Your editor will take the liberty of providing a few concluding thoughts on this timely conversation between two farmer-authors who each exhibit, as Charles Walters would say, “uncommon good sense.”
We all agree that land use/management is a vital concern to farmers and ranchers and to the general public. We also affirm that modern societies require energy production; solutions that rely on voluntary or (worse) forced austerity measures in terms of energy usage are not realistic. As ecological farmers, we should additionally agree that if solar panels are going to exist whether we like it or not, then proper regenerative grazing underneath them is far better than the alternative — grading topsoil, mowing or spraying.
Yet it’s not unreasonable to doubt whether solar developers will be content to only use marginal, fallow or remote tracts of land. They want easy access to panels for installation and maintenance — i.e., flat ground — and until better technology for storage exists, panels do have to be close to population centers.
On the issue of technology, if we’re okay with relying on yet-undeveloped technologies to solve the current problems with solar power —relatively inefficient panels and poor battery storage — why could we not also rely on a future technological solution that doesn’t require vast swaths of land at all? Is it really a foregone conclusion that solar and wind are the only viable green technologies — that others that require less of a footprint aren’t going to be practicable in the near future? Geothermal and nuclear fusion are looking promising. For that matter, if the climate crisis is truly existential, we already have a technology that could produce all the clean power we need: nuclear fission, new versions of which are safer and cleaner than ever. Is it possible that future technologies could even allow the small amount of waste produced by reactors to be processed down to inert elements (perhaps even via biological transmutation through fungi or bacteria)?
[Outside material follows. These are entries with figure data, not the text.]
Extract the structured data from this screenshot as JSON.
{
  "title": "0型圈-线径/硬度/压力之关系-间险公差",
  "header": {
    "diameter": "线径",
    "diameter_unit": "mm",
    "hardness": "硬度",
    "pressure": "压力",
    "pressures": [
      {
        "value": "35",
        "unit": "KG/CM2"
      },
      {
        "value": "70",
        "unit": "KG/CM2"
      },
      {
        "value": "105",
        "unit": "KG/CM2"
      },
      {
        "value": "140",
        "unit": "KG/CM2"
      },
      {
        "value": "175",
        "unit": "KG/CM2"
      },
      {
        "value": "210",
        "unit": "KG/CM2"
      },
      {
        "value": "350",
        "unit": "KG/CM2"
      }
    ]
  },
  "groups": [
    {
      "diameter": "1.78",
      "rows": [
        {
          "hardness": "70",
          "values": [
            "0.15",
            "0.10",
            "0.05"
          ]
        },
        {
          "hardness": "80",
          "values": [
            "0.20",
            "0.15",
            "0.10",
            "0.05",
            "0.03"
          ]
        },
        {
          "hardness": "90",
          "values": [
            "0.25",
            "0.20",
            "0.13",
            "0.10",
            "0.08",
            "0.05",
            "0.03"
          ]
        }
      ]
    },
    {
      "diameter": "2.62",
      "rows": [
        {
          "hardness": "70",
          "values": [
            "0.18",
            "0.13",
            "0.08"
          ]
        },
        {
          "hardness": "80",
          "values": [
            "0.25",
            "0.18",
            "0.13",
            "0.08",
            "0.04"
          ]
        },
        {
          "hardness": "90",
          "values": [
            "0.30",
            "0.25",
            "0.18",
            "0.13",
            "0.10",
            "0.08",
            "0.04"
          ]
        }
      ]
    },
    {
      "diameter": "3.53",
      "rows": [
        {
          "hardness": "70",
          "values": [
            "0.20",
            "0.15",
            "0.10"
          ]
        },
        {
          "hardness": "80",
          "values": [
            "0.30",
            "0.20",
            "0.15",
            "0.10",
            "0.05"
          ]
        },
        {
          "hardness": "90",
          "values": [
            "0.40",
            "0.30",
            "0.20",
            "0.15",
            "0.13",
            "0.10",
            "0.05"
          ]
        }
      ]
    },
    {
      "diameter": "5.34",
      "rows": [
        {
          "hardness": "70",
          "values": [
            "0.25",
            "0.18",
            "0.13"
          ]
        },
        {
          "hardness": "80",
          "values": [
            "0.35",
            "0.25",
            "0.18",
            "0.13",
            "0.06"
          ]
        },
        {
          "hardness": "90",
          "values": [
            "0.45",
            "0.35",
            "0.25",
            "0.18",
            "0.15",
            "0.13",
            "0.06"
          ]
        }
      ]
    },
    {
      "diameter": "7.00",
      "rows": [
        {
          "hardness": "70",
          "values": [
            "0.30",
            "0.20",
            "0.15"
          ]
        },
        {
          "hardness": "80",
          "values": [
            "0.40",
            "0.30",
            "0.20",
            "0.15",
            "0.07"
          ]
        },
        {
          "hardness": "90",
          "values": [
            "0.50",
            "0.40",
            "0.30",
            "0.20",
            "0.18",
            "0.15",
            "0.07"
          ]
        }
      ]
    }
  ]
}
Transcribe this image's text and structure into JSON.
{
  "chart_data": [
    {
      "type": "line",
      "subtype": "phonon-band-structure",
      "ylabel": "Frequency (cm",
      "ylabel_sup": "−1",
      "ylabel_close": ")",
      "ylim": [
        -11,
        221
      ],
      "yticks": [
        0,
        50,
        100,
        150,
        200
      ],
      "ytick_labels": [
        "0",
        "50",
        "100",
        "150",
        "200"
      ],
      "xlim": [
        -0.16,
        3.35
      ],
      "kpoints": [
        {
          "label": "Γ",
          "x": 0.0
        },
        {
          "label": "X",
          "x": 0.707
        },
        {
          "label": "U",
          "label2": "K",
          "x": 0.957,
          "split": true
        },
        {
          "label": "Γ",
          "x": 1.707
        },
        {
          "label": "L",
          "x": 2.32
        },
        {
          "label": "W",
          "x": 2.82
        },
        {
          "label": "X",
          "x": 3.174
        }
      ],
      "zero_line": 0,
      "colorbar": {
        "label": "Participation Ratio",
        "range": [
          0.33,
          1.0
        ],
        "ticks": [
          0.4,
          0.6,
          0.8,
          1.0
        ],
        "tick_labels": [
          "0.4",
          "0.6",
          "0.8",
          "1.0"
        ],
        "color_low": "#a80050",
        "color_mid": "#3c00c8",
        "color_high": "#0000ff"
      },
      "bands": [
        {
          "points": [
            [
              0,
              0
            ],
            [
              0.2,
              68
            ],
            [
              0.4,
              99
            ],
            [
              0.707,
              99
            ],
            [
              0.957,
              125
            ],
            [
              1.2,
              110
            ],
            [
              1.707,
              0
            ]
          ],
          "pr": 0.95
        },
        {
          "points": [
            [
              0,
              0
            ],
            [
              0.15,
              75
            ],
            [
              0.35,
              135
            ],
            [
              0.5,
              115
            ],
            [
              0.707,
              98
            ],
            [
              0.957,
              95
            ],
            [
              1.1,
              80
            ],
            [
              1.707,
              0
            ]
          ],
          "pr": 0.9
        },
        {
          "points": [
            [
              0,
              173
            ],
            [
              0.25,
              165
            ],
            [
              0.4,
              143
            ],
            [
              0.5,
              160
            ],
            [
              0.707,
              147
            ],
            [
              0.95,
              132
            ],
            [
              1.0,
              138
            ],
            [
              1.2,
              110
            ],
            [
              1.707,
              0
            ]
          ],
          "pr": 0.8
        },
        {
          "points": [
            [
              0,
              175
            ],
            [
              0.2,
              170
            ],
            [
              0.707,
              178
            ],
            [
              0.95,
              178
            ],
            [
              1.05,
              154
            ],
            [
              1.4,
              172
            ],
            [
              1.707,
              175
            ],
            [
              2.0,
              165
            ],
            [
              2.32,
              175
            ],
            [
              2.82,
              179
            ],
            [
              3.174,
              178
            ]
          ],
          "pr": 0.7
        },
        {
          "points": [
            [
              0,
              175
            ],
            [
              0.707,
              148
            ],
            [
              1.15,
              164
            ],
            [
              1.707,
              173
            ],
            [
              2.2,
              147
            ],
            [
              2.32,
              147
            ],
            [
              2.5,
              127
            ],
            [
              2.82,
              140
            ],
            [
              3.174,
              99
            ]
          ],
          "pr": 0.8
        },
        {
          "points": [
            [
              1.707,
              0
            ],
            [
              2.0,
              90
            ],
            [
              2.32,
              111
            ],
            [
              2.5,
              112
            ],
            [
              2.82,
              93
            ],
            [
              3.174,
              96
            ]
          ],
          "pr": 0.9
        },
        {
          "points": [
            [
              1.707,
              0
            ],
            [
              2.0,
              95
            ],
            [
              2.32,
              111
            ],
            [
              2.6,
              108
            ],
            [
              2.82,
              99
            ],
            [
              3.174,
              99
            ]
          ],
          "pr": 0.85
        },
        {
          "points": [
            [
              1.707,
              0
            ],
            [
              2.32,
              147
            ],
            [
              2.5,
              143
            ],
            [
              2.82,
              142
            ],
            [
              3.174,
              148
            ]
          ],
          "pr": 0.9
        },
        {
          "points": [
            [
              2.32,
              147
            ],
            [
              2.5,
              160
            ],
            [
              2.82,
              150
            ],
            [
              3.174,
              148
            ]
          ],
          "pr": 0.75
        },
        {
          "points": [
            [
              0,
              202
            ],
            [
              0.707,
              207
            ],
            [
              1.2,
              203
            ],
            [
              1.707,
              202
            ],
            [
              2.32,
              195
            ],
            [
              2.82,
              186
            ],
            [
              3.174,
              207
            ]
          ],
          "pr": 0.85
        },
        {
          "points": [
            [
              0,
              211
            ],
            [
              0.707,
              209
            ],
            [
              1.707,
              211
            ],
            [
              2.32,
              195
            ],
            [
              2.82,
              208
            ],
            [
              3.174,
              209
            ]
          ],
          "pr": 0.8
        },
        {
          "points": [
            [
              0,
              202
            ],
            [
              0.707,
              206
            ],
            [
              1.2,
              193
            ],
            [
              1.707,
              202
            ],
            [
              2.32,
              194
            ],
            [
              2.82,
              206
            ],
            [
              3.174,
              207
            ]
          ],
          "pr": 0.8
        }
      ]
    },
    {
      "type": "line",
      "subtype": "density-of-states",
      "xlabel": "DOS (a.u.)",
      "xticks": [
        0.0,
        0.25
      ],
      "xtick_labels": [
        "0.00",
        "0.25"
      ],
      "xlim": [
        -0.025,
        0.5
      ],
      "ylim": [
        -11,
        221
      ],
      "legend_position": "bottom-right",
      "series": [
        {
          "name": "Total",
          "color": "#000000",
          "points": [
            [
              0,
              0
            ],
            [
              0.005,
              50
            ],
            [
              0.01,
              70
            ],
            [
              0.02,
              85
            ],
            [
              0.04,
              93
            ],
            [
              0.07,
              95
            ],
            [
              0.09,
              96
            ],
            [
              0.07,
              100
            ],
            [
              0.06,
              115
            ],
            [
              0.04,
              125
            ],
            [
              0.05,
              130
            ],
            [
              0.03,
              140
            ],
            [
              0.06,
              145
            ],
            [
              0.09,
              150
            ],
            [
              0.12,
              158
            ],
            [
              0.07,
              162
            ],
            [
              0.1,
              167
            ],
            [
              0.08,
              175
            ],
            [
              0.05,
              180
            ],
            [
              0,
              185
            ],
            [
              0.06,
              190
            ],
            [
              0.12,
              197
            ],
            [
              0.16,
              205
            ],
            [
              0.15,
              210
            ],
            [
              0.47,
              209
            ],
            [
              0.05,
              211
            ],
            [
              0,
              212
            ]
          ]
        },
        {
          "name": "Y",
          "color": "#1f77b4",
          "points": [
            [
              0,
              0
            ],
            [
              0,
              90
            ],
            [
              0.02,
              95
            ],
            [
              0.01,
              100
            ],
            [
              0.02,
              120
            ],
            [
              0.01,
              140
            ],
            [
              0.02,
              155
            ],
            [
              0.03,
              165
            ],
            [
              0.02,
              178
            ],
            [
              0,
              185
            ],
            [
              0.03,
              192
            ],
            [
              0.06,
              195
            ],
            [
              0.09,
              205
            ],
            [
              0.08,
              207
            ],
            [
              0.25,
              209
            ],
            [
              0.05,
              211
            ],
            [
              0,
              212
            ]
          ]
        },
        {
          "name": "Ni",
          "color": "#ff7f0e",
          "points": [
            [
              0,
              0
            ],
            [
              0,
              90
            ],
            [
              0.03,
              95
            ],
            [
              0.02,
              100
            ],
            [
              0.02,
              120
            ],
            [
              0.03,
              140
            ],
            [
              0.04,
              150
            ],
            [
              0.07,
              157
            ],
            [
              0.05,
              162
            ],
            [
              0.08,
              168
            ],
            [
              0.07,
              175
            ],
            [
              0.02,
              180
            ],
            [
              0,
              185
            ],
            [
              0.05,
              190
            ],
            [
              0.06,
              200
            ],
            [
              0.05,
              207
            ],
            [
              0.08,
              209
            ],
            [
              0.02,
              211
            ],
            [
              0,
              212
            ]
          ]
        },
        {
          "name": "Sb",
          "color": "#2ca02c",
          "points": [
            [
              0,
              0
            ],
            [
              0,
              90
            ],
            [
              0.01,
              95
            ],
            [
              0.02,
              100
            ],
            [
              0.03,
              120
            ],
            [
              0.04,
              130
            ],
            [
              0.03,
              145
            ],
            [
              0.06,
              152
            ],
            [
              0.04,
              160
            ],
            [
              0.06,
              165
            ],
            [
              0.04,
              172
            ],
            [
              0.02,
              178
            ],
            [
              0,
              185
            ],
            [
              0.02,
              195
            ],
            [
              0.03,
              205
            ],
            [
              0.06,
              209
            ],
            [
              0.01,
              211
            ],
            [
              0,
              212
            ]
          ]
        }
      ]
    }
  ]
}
Another consideration we must reckon with is the geopolitical tradeoffs: not pumping our own abundant natural gas in North American means more production goes to authoritarian states with abysmal human rights records, like Russia, Iran and Saudi Arabia. Mandating solar and wind also means mining large quantities of rare earth metals that are mostly found and controlled by similarly authoritarian countries who care much less about the environment than we do (although breakthroughs in materials science may change this).Finally, we also have to remember that climate change isn’t just about reducing CO2. Just as significant a factor is land use: the asphalt and buildings in our cities heat the environment much more than the forests and fields that used to be there. Solar panels may provide shade for livestock, but so do trees, and the two options have opposite effects in how they absorb and reflect heat; trees also produce condensation nuclei that are vital for the water cycle.
Every technology has downsides and tradeoffs. Are those of large-scale solar power minimal enough to justify jumping on the already moving train? Openminded ecological farmers can certainly agree to disagree. At a minimum, in our opinion, it seems that those who do climb aboard should do so cautiously, perhaps even to try to slow the train down as we let the science catch-up, wait for sufficient proof-of-concept on diverse landscapes, and carefully weigh how to use our valuable land in fulfillment of both food and energy needs.